Realizado por Gareth Edwards, um conhecido admirador deste fantástico Mundo intergaláctico, traz-nos a esta película um enredo envolvente e vibrante, com novas personagens e lugares, em que fará as delícias para os entusiastas dos filmes mais antigos da saga. Nesta história de Star Wars, Jyn Erso (representada de forma brilhante por Felicity Jones) desempenha o papel da filha do cientista Galen Erso (Mads Mikkelsen), que é o principal responsável pela construção da Estrela da Morte. Apesar de Galen ter um importante papel nas forças imperiais, é na rebelião, símbolo de esperança e liberdade, que se identifica. Por isso, arranja uma forma de transmitir à Rebelião que a Estrela da Morte não é indestrutível, pois ele próprio a criou com essa particularidade, um ponto que sendo destruído, causará explosões contínuas que destruirão esta arma das forças imperiais.

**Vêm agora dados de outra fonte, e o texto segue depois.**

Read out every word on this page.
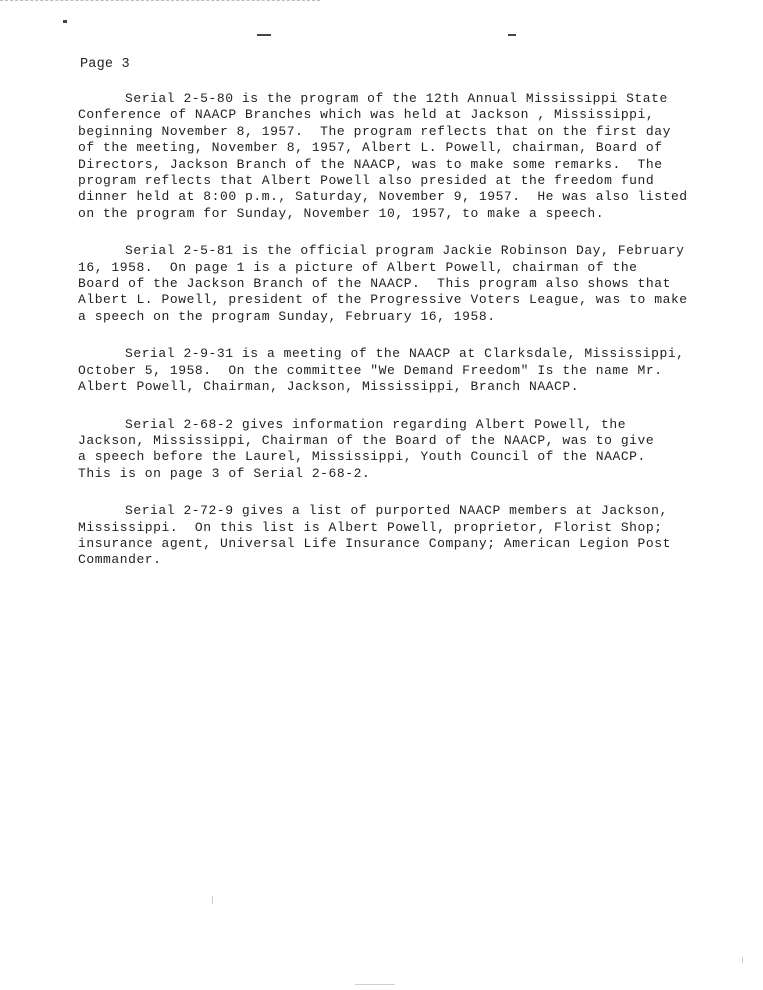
Page 3

Serial 2-5-80 is the program of the 12th Annual Mississippi State
Conference of NAACP Branches which was held at Jackson , Mississippi,
beginning November 8, 1957.  The program reflects that on the first day
of the meeting, November 8, 1957, Albert L. Powell, chairman, Board of
Directors, Jackson Branch of the NAACP, was to make some remarks.  The
program reflects that Albert Powell also presided at the freedom fund
dinner held at 8:00 p.m., Saturday, November 9, 1957.  He was also listed
on the program for Sunday, November 10, 1957, to make a speech.

Serial 2-5-81 is the official program Jackie Robinson Day, February
16, 1958.  On page 1 is a picture of Albert Powell, chairman of the
Board of the Jackson Branch of the NAACP.  This program also shows that
Albert L. Powell, president of the Progressive Voters League, was to make
a speech on the program Sunday, February 16, 1958.

Serial 2-9-31 is a meeting of the NAACP at Clarksdale, Mississippi,
October 5, 1958.  On the committee "We Demand Freedom" Is the name Mr.
Albert Powell, Chairman, Jackson, Mississippi, Branch NAACP.

Serial 2-68-2 gives information regarding Albert Powell, the
Jackson, Mississippi, Chairman of the Board of the NAACP, was to give
a speech before the Laurel, Mississippi, Youth Council of the NAACP.
This is on page 3 of Serial 2-68-2.

Serial 2-72-9 gives a list of purported NAACP members at Jackson,
Mississippi.  On this list is Albert Powell, proprietor, Florist Shop;
insurance agent, Universal Life Insurance Company; American Legion Post
Commander.
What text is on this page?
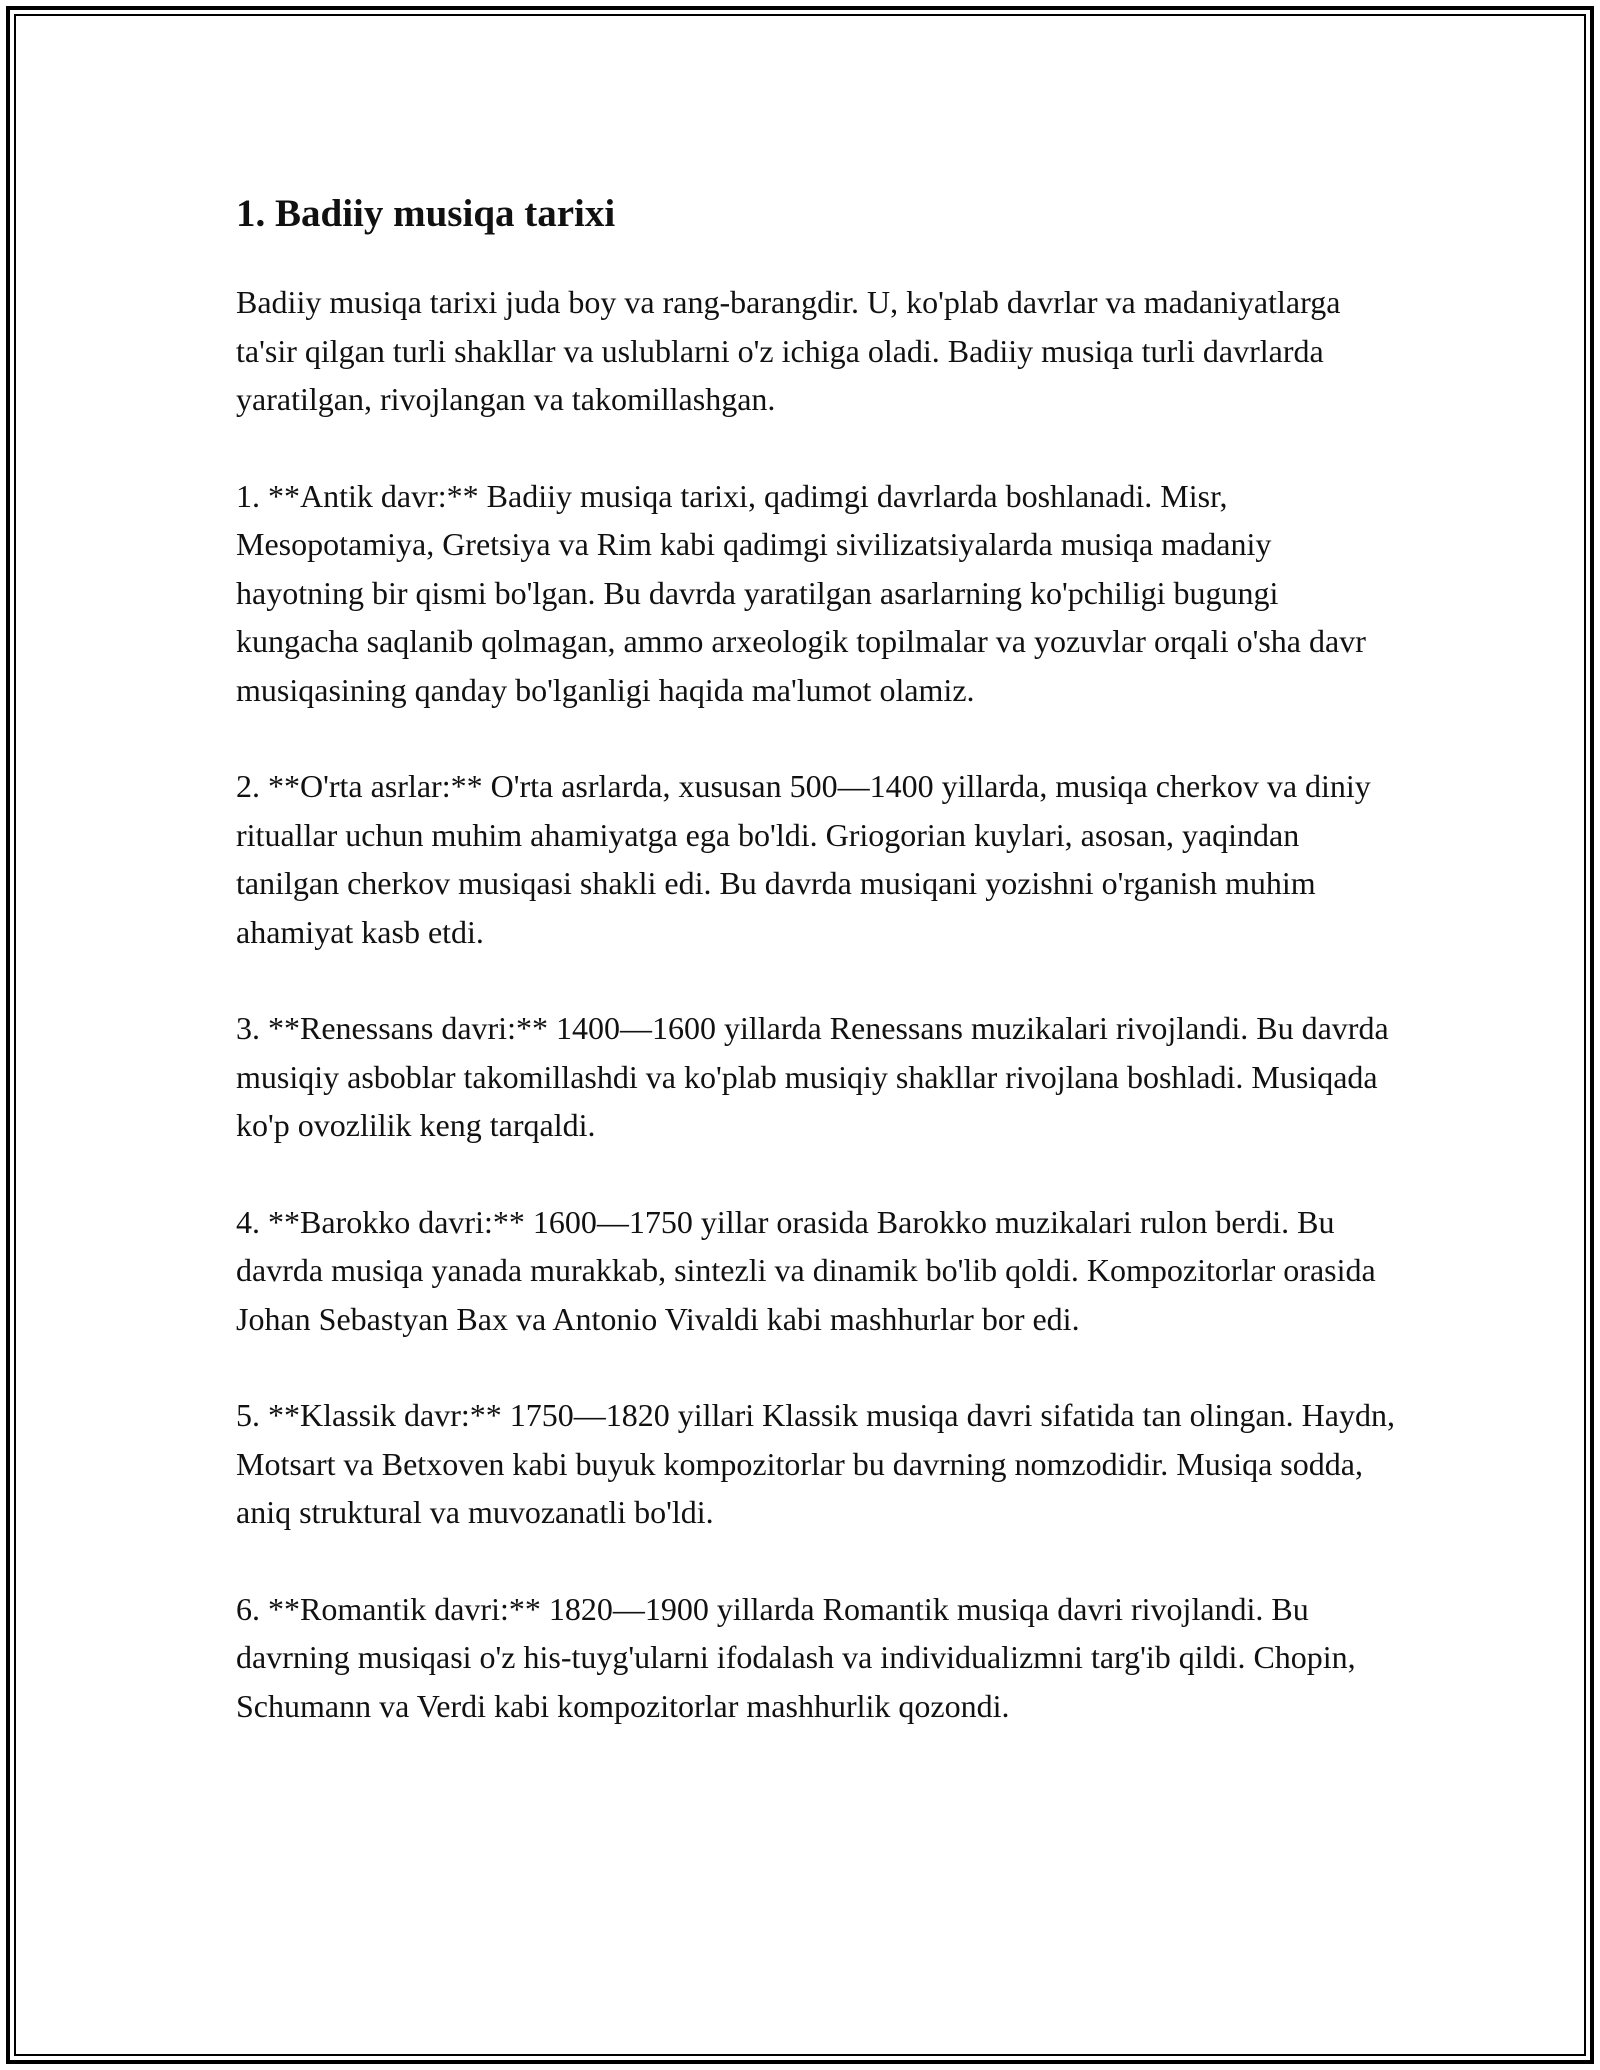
1. Badiiy musiqa tarixi

Badiiy musiqa tarixi juda boy va rang-barangdir. U, ko'plab davrlar va madaniyatlarga ta'sir qilgan turli shakllar va uslublarni o'z ichiga oladi. Badiiy musiqa turli davrlarda yaratilgan, rivojlangan va takomillashgan.

1. **Antik davr:** Badiiy musiqa tarixi, qadimgi davrlarda boshlanadi. Misr, Mesopotamiya, Gretsiya va Rim kabi qadimgi sivilizatsiyalarda musiqa madaniy hayotning bir qismi bo'lgan. Bu davrda yaratilgan asarlarning ko'pchiligi bugungi kungacha saqlanib qolmagan, ammo arxeologik topilmalar va yozuvlar orqali o'sha davr musiqasining qanday bo'lganligi haqida ma'lumot olamiz.
2. **O'rta asrlar:** O'rta asrlarda, xususan 500—1400 yillarda, musiqa cherkov va diniy rituallar uchun muhim ahamiyatga ega bo'ldi. Griogorian kuylari, asosan, yaqindan tanilgan cherkov musiqasi shakli edi. Bu davrda musiqani yozishni o'rganish muhim ahamiyat kasb etdi.
3. **Renessans davri:** 1400—1600 yillarda Renessans muzikalari rivojlandi. Bu davrda musiqiy asboblar takomillashdi va ko'plab musiqiy shakllar rivojlana boshladi. Musiqada ko'p ovozlilik keng tarqaldi.
4. **Barokko davri:** 1600—1750 yillar orasida Barokko muzikalari rulon berdi. Bu davrda musiqa yanada murakkab, sintezli va dinamik bo'lib qoldi. Kompozitorlar orasida Johan Sebastyan Bax va Antonio Vivaldi kabi mashhurlar bor edi.
5. **Klassik davr:** 1750—1820 yillari Klassik musiqa davri sifatida tan olingan. Haydn, Motsart va Betxoven kabi buyuk kompozitorlar bu davrning nomzodidir. Musiqa sodda, aniq struktural va muvozanatli bo'ldi.
6. **Romantik davri:** 1820—1900 yillarda Romantik musiqa davri rivojlandi. Bu davrning musiqasi o'z his-tuyg'ularni ifodalash va individualizmni targ'ib qildi. Chopin, Schumann va Verdi kabi kompozitorlar mashhurlik qozondi.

Assim, o enredo da história baseia-se na procura dos planos da Estrela da Morte por parte da rebelião, grupo esse que acaba por se formar com iniciativa de Jyn Erso.

Num Mundo controlado pelas forças imperiais e que tudo por eles é conquistado sob base da força e domínio, este filme arrebata-nos de forma tão intensa que parece que estamos dentro deste Mundo. Rogue One transmite-nos que a união pode mudar o Mundo e que vale sempre a pena lutar pelos nossos ideais, dá-nos esperança. Um filme brilhantemente feito e que vale a pena ver e juntar aos filmes de rever.